The argument for it being a classic:
Well, you can't argue with results, Middlesex's fans say; this did win the 2002 Pulitzer Freaking Prize, after all, considered by many to be the most prestigious literary award on the planet, not to mention the more important honor of being picked a few years later for the Blessed and Glorious Oprah's Book Club Hallowed Be Her Name Amen. And it's easy to see why once you read the book, its fans say -- because Eugenides has a naturally clear yet engaging writing style, telling funny and sad stories that many people can relate to but always in a highly original way. The signs are clear that this will eventually be considered a classic anyway, fans claim, so we might as well start treating it like one now.

The argument against:
Now, there's a much different argument to be spelled out by this book's critics; they'll claim that Middlesex is actually two novels mashed together, with it being obvious that Eugenides started by writing a tight, inventive, very delightful 150-page novel about the hermaphrodite main character him/herself, currently serving as the last 150 pages of this 550-page book. Ah, but then someone like Eugenides' agent or publicist must've said something like, "Jeff, baby, we can't sell this as a potential Pulitzer winner if it's only 150 pages! And hey, don't you know how hot quirky epic novels about the immigrant experience are these days? So why don't you, I don't know, tack another 400 pages onto the beginning of this, 400 pages that have absolutely nothing to do with your original novel but is instead a sitcom-worthy look at the utterly stereotypical lives of the generations that came before the hermaphrodite, a story so hackneyed and obvious that we might as well retitle the book My Big Fat Greek Film-Rights Paycheck? Yeah, that's the ticket!" And thus do you end up with this mishmash of a trainwreck, the critics say, something not quite a clever magical-realism tale for the hipsters and not quite a heartwarming family tale for the Oprah mouthbreathers, that only won the Pulitzer in the first place because of the political correctness of the Millennial years.

My verdict:
So first let me admit that I had no idea this book had been written in 2002, until I sat down to actually read it; there's been so many amazing things said about it in the last few years, after all, I had mistakenly assumed that it was 40 or 50 years old at this point, a mistake I won't be repeating in the future.

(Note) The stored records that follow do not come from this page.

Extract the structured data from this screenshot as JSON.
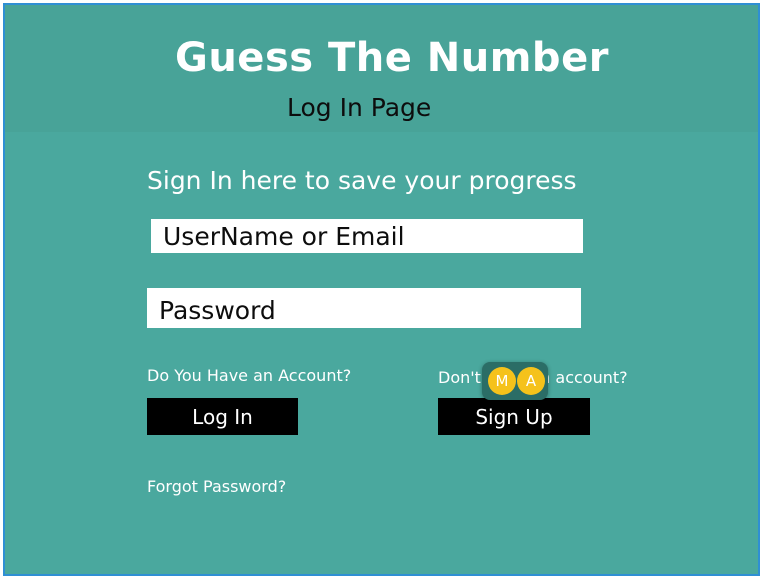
{
  "header": {
    "app_title": "Guess The Number",
    "page_title": "Log In Page"
  },
  "form": {
    "prompt": "Sign In here to save your progress",
    "username_placeholder": "UserName or Email",
    "password_placeholder": "Password",
    "have_account_text": "Do You Have an Account?",
    "login_label": "Log In",
    "no_account_text": "Don't have an account?",
    "signup_label": "Sign Up",
    "forgot_password_label": "Forgot Password?"
  },
  "overlay": {
    "badge_1": "M",
    "badge_2": "A"
  },
  "colors": {
    "background": "#4aa89e",
    "header": "#48a398",
    "border": "#2f8fd4",
    "button": "#000000",
    "badge": "#f5c21b"
  }
}
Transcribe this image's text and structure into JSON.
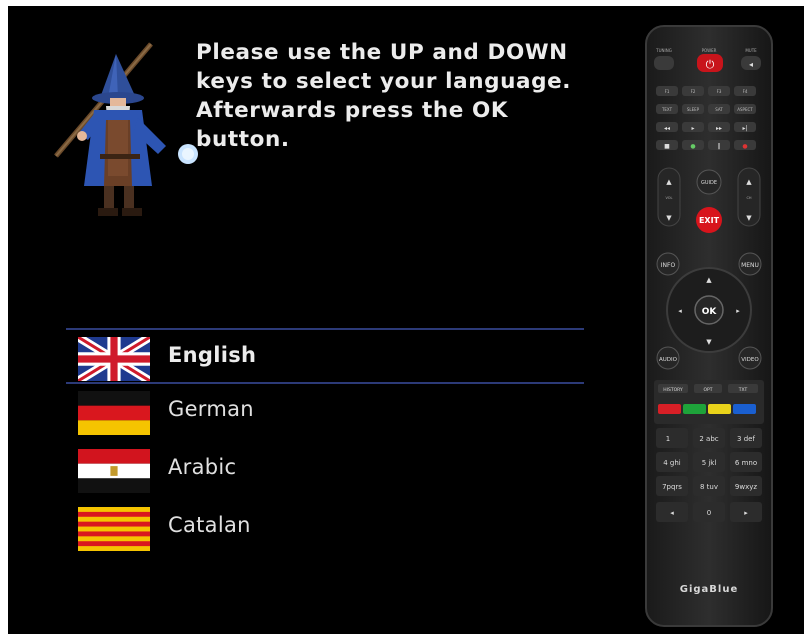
{
  "instructions": {
    "line1": "Please use the UP and DOWN",
    "line2": "keys to select your language.",
    "line3": "Afterwards press the OK",
    "line4": "button."
  },
  "languages": [
    {
      "label": "English",
      "flag": "uk-flag-icon",
      "selected": true
    },
    {
      "label": "German",
      "flag": "germany-flag-icon",
      "selected": false
    },
    {
      "label": "Arabic",
      "flag": "egypt-flag-icon",
      "selected": false
    },
    {
      "label": "Catalan",
      "flag": "catalonia-flag-icon",
      "selected": false
    }
  ],
  "remote": {
    "brand": "GigaBlue",
    "tuning_label": "TUNING",
    "power_label": "POWER",
    "mute_label": "MUTE",
    "f_keys": [
      "F1",
      "F2",
      "F3",
      "F4"
    ],
    "mode_keys": [
      "TEXT",
      "SLEEP",
      "SAT",
      "ASPECT"
    ],
    "guide": "GUIDE",
    "exit": "EXIT",
    "vol": "VOL",
    "ch": "CH",
    "info": "INFO",
    "menu": "MENU",
    "ok": "OK",
    "audio": "AUDIO",
    "video": "VIDEO",
    "history": "HISTORY",
    "opt": "OPT",
    "txt": "TXT",
    "numpad": [
      "1",
      "2 abc",
      "3 def",
      "4 ghi",
      "5 jkl",
      "6 mno",
      "7pqrs",
      "8 tuv",
      "9wxyz"
    ],
    "zero": "0"
  },
  "colors": {
    "background": "#000000",
    "selection_line": "#2c3a78",
    "text": "#ececec",
    "exit_red": "#d8141c",
    "color_keys": [
      "#d81f26",
      "#1ea33a",
      "#e9d31a",
      "#1a5fd0"
    ]
  }
}
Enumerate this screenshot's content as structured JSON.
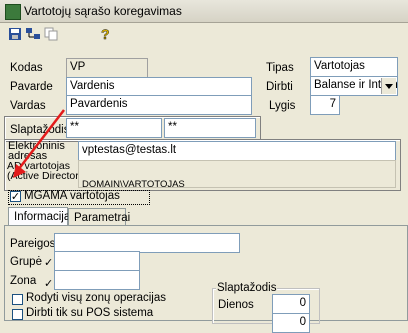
{
  "window": {
    "title": "Vartotojų sąrašo koregavimas"
  },
  "toolbar": {
    "icons": [
      "save-icon",
      "users-tree-icon",
      "copy-icon",
      "help-icon"
    ]
  },
  "form": {
    "kodas_label": "Kodas",
    "kodas_value": "VP",
    "pavarde_label": "Pavarde",
    "pavarde_value": "Vardenis",
    "vardas_label": "Vardas",
    "vardas_value": "Pavardenis",
    "tipas_label": "Tipas",
    "tipas_value": "Vartotojas",
    "dirbti_label": "Dirbti",
    "dirbti_value": "Balanse ir Intern",
    "lygis_label": "Lygis",
    "lygis_value": "7",
    "slaptazodis_label": "Slaptažodis",
    "slaptazodis_value1": "**",
    "slaptazodis_value2": "**",
    "email_label_line1": "Elektroninis",
    "email_label_line2": "adresas",
    "email_value": "vptestas@testas.lt",
    "ad_label_line1": "AD vartotojas",
    "ad_label_line2": "(Active Directory)",
    "ad_value": "DOMAIN\\VARTOTOJAS",
    "mgama_label": "MGAMA vartotojas",
    "mgama_checked": true
  },
  "tabs": [
    {
      "label": "Informacija",
      "active": true
    },
    {
      "label": "Parametrai",
      "active": false
    }
  ],
  "info": {
    "pareigos_label": "Pareigos",
    "pareigos_value": "",
    "grupe_label": "Grupė",
    "zona_label": "Zona",
    "opt1_label": "Rodyti visų zonų operacijas",
    "opt2_label": "Dirbti tik su POS sistema",
    "pw_group_label": "Slaptažodis",
    "dienos_label": "Dienos",
    "dienos_value": "0",
    "dienos_value2": "0"
  },
  "colors": {
    "annotation_arrow": "#e31b1b",
    "field_border": "#7f9db9"
  }
}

And indeed, this is why those who love "classics" lists love them with such an intensity, and why the most important criterion for all these lists seems to be whether the book has stood the test of time; because just to use today's book as an example, in this case the critics are right, with it hard to tell if this book didn't get the accolades it did simply because the academic community in the late 1990s and early 2000s was searching so desperately at the time for weighty family sagas about the immigrant experience, written by people of color with immigrant backgrounds who just happened to have academic cred (which Eugenides has -- he's a literature professor at Princeton, just like our old friend Joyce Carol Oates).

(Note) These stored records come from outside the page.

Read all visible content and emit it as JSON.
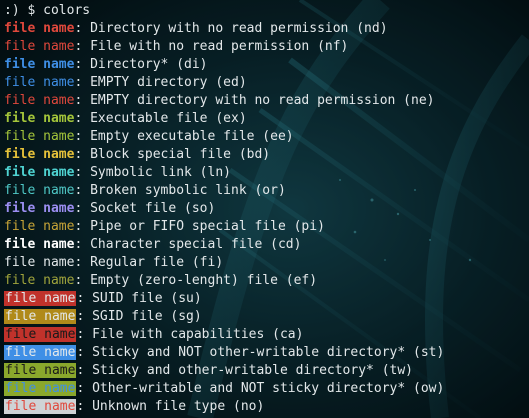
{
  "prompt": {
    "symbol": ":)",
    "dollar": "$",
    "command": "colors"
  },
  "entries": [
    {
      "name": "file name",
      "sep": ":",
      "desc": " Directory with no read permission (nd)",
      "fg": "#e0483c",
      "bg": "",
      "bold": true
    },
    {
      "name": "file name",
      "sep": ":",
      "desc": " File with no read permission (nf)",
      "fg": "#e0483c",
      "bg": "",
      "bold": false
    },
    {
      "name": "file name",
      "sep": ":",
      "desc": " Directory* (di)",
      "fg": "#3f8fe6",
      "bg": "",
      "bold": true
    },
    {
      "name": "file name",
      "sep": ":",
      "desc": " EMPTY directory (ed)",
      "fg": "#3f8fe6",
      "bg": "",
      "bold": false
    },
    {
      "name": "file name",
      "sep": ":",
      "desc": " EMPTY directory with no read permission (ne)",
      "fg": "#e0483c",
      "bg": "",
      "bold": false
    },
    {
      "name": "file name",
      "sep": ":",
      "desc": " Executable file (ex)",
      "fg": "#a4c53a",
      "bg": "",
      "bold": true
    },
    {
      "name": "file name",
      "sep": ":",
      "desc": " Empty executable file (ee)",
      "fg": "#a4c53a",
      "bg": "",
      "bold": false
    },
    {
      "name": "file name",
      "sep": ":",
      "desc": " Block special file (bd)",
      "fg": "#e6c23a",
      "bg": "",
      "bold": true
    },
    {
      "name": "file name",
      "sep": ":",
      "desc": " Symbolic link (ln)",
      "fg": "#4fd4d2",
      "bg": "",
      "bold": true
    },
    {
      "name": "file name",
      "sep": ":",
      "desc": " Broken symbolic link (or)",
      "fg": "#4fc8c6",
      "bg": "",
      "bold": false
    },
    {
      "name": "file name",
      "sep": ":",
      "desc": " Socket file (so)",
      "fg": "#9c8ef2",
      "bg": "",
      "bold": true
    },
    {
      "name": "file name",
      "sep": ":",
      "desc": " Pipe or FIFO special file (pi)",
      "fg": "#c7a437",
      "bg": "",
      "bold": false
    },
    {
      "name": "file name",
      "sep": ":",
      "desc": " Character special file (cd)",
      "fg": "#ffffff",
      "bg": "",
      "bold": true
    },
    {
      "name": "file name",
      "sep": ":",
      "desc": " Regular file (fi)",
      "fg": "#e3e8ea",
      "bg": "",
      "bold": false
    },
    {
      "name": "file name",
      "sep": ":",
      "desc": " Empty (zero-lenght) file (ef)",
      "fg": "#a0a43c",
      "bg": "",
      "bold": false
    },
    {
      "name": "file name",
      "sep": ":",
      "desc": " SUID file (su)",
      "fg": "#e3e8ea",
      "bg": "#c0322b",
      "bold": false
    },
    {
      "name": "file name",
      "sep": ":",
      "desc": " SGID file (sg)",
      "fg": "#e3e8ea",
      "bg": "#b08a1a",
      "bold": false
    },
    {
      "name": "file name",
      "sep": ":",
      "desc": " File with capabilities (ca)",
      "fg": "#1a1a1a",
      "bg": "#c0322b",
      "bold": false
    },
    {
      "name": "file name",
      "sep": ":",
      "desc": " Sticky and NOT other-writable directory* (st)",
      "fg": "#e3e8ea",
      "bg": "#3f8fe6",
      "bold": false
    },
    {
      "name": "file name",
      "sep": ":",
      "desc": " Sticky and other-writable directory* (tw)",
      "fg": "#1a1a1a",
      "bg": "#8aa82c",
      "bold": false
    },
    {
      "name": "file name",
      "sep": ":",
      "desc": " Other-writable and NOT sticky directory* (ow)",
      "fg": "#3f8fe6",
      "bg": "#8aa82c",
      "bold": false
    },
    {
      "name": "file name",
      "sep": ":",
      "desc": " Unknown file type (no)",
      "fg": "#e0483c",
      "bg": "#cfd3d5",
      "bold": false
    }
  ],
  "colors": {
    "text": "#e3e8ea",
    "background": "#041015",
    "accent_glow": "#1b6a78"
  }
}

In 50 years, will people look back on books like this one and sadly shake their heads, asking each other, "What were all those PC freaks at the turn of the century thinking, anyway?" It's hard to answer a question like that right now, a mere half a decade since the book came out in the first place (although I have a strong suspicion what the answer will eventually be); and this is why books that are less than 30 or 40 years old generally are not considered for such classics lists, because it's simply impossible to gauge ahead of time how well they will stand up over the decades. It's why I'm giving Middlesex today a definitive "no" to the question of whether it's a classic, and even warning readers that it's not a very good novel in general either, especially for a Pulitzer winner. A real disappointment today, probably my biggest since starting this essay series back in January.